In [None]:
import matplotlib.pyplot as plt
import numpy as np
import pandas as pd
import seaborn as sns
from scipy import stats
import warnings
warnings.simplefilter(action='ignore', category=FutureWarning)

# Chi squared

In [None]:
titanic = pd.read_csv('titanic.txt', sep='\t')

The Chi square test compares the observed coincidence of two categorical variables with what the expected coincidence would be if they were independent.

Going back to the Titanic data, we can see the observed coincidence of `Sex` and `Survived` in a *contingency table* (what `pandas` calls a `crosstab`):

In [None]:
pd.crosstab(titanic.Sex, titanic.Survived, margins=True)

We can pass that table to the `contingency.expected_freq` function from `scipy.stats` to see what numbers we'd expected if the two variables were independent:

In [None]:
stats.contingency.expected_freq(pd.crosstab(titanic.Sex, titanic.Survived, margins=True))


So it certainly looks like there's something going on.

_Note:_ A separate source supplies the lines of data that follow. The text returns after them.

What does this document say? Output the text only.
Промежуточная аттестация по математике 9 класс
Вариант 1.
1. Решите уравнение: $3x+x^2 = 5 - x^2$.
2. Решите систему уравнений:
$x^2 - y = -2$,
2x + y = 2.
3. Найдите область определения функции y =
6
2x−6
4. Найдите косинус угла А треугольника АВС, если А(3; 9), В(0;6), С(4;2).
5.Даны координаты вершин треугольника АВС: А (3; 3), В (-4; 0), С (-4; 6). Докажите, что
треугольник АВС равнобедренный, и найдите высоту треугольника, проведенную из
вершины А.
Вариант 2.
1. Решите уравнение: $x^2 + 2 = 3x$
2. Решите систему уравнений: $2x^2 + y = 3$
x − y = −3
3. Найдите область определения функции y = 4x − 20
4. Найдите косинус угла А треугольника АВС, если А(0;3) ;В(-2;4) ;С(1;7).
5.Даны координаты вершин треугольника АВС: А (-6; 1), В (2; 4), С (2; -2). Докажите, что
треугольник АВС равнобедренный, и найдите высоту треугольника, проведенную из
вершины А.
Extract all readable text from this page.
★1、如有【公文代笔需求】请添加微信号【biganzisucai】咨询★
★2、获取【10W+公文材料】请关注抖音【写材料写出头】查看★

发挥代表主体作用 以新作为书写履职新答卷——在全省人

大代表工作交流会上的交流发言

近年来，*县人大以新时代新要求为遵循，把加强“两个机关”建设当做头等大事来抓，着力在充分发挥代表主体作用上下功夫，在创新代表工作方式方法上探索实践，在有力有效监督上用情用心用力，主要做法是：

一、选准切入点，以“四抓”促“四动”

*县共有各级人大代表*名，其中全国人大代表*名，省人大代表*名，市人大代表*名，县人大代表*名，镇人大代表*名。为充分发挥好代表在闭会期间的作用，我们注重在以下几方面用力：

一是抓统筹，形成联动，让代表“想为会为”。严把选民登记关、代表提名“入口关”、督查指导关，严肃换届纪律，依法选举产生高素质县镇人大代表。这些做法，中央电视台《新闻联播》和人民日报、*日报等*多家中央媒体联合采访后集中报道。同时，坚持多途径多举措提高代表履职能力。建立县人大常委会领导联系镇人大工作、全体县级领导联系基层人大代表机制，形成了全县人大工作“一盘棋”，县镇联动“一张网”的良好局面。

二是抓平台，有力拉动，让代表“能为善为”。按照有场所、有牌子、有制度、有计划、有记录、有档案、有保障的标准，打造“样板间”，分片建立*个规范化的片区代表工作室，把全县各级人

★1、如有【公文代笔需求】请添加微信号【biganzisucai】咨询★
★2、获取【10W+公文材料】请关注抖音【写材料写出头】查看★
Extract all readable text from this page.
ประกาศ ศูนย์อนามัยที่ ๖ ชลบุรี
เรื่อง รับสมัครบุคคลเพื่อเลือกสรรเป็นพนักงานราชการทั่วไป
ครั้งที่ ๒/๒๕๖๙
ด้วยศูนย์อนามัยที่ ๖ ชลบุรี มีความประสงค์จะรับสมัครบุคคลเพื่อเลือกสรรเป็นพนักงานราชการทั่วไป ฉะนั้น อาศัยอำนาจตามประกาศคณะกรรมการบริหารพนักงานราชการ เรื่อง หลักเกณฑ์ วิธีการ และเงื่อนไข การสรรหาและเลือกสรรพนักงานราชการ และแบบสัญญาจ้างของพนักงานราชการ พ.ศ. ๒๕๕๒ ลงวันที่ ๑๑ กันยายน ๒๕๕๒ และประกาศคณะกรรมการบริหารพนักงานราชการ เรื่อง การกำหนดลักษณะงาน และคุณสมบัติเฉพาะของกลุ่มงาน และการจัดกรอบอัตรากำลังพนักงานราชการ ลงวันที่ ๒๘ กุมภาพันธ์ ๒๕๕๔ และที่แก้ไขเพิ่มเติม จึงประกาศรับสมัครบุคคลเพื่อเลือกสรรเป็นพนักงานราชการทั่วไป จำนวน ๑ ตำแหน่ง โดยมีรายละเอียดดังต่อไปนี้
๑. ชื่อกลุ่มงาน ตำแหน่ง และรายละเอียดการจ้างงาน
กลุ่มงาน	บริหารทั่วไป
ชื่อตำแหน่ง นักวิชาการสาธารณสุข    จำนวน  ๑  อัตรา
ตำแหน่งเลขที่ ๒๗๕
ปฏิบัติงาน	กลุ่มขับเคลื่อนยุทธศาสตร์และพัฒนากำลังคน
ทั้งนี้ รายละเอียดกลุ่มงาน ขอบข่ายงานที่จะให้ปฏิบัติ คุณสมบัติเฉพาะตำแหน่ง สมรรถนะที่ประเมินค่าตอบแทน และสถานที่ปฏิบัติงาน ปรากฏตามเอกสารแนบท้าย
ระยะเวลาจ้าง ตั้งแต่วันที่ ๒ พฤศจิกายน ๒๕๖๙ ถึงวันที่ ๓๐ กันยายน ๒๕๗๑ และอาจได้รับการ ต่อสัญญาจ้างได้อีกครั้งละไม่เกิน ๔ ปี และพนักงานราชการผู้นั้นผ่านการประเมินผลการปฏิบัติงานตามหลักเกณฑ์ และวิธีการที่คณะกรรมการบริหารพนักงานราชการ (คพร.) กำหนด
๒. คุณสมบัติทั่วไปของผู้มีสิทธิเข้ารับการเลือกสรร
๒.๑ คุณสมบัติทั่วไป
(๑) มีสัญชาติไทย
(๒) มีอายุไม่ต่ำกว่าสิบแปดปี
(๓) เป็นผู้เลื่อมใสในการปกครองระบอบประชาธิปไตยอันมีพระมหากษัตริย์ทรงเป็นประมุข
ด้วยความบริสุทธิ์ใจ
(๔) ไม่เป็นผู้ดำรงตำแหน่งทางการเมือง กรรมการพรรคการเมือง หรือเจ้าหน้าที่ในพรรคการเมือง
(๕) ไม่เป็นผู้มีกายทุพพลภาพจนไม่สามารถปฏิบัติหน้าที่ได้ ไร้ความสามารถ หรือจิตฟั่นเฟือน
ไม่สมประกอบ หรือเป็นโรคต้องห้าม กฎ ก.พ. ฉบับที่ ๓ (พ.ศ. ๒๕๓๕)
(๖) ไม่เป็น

We can pass that crosstab into `chi2_contingency` to carry out the hypothesis test with:

$H_0$: The variables `Sex` and `Survived` are independent

$H_1$: There is an association between `Sex` and `Survived`

In [None]:
titanic_chi2 = stats.chi2_contingency(pd.crosstab(titanic.Sex, titanic.Survived, margins=True))
titanic_chi2

The first item is the chi square statistic, the second is the p value, and the third is the expected contingency table if the null hypothesis were true.

The high chi square statistic and very low p value strongly suggest that these two variables are *not* independent.

# t tests

In [None]:
from ipywidgets import interact, IntSlider, FloatSlider

In [None]:
def update(n=30,meanA=50,stdA=1,meanB=50,stdB=1,alpha=0.05):
    # generate two sets of normally distributed data
    groupA = np.random.normal(meanA, stdA, n)
    groupB = np.random.normal(meanB, stdB, n)
    # plot them
    sns.distplot(groupA)
    sns.distplot(groupB)
    # apply an independent t-test
    ttest_result = stats.ttest_ind(groupA,groupB, equal_var=False)
    s = '''
    meanA = {}
    meanB = {}
    H0: meanA = meanB
    H1: meanA <> meanB
    t = {}
    '''  
    if (ttest_result.pvalue) <= alpha:
        s+= '''
        p = {} <= {}
        Reject H0 at the {} significance level
        '''
    else:
        s+= '''
        p = {} > {}
        Fail to reject H0 at the {} significance level
        '''
    print(s.format(groupA.mean().round(2),groupB.mean().round(2),ttest_result.statistic, ttest_result.pvalue, alpha, alpha))
interact(update,
         n=IntSlider(value=30,min=3,max=100,step=1,continuous_update=False),
         meanA=IntSlider(value=50,min=10,max=100,step=1,continuous_update=False),
         stdA=IntSlider(value=1,min=1,max=10,step=1,continuous_update=False),
         meanB=IntSlider(value=50,min=10,max=100,step=1,continuous_update=False),
         stdB=IntSlider(value=1,min=1,max=10,step=1,continuous_update=False),
         alpha=FloatSlider(value=0.05,min=0.01,max=0.1,step=0.01,continuous_update=False)
         );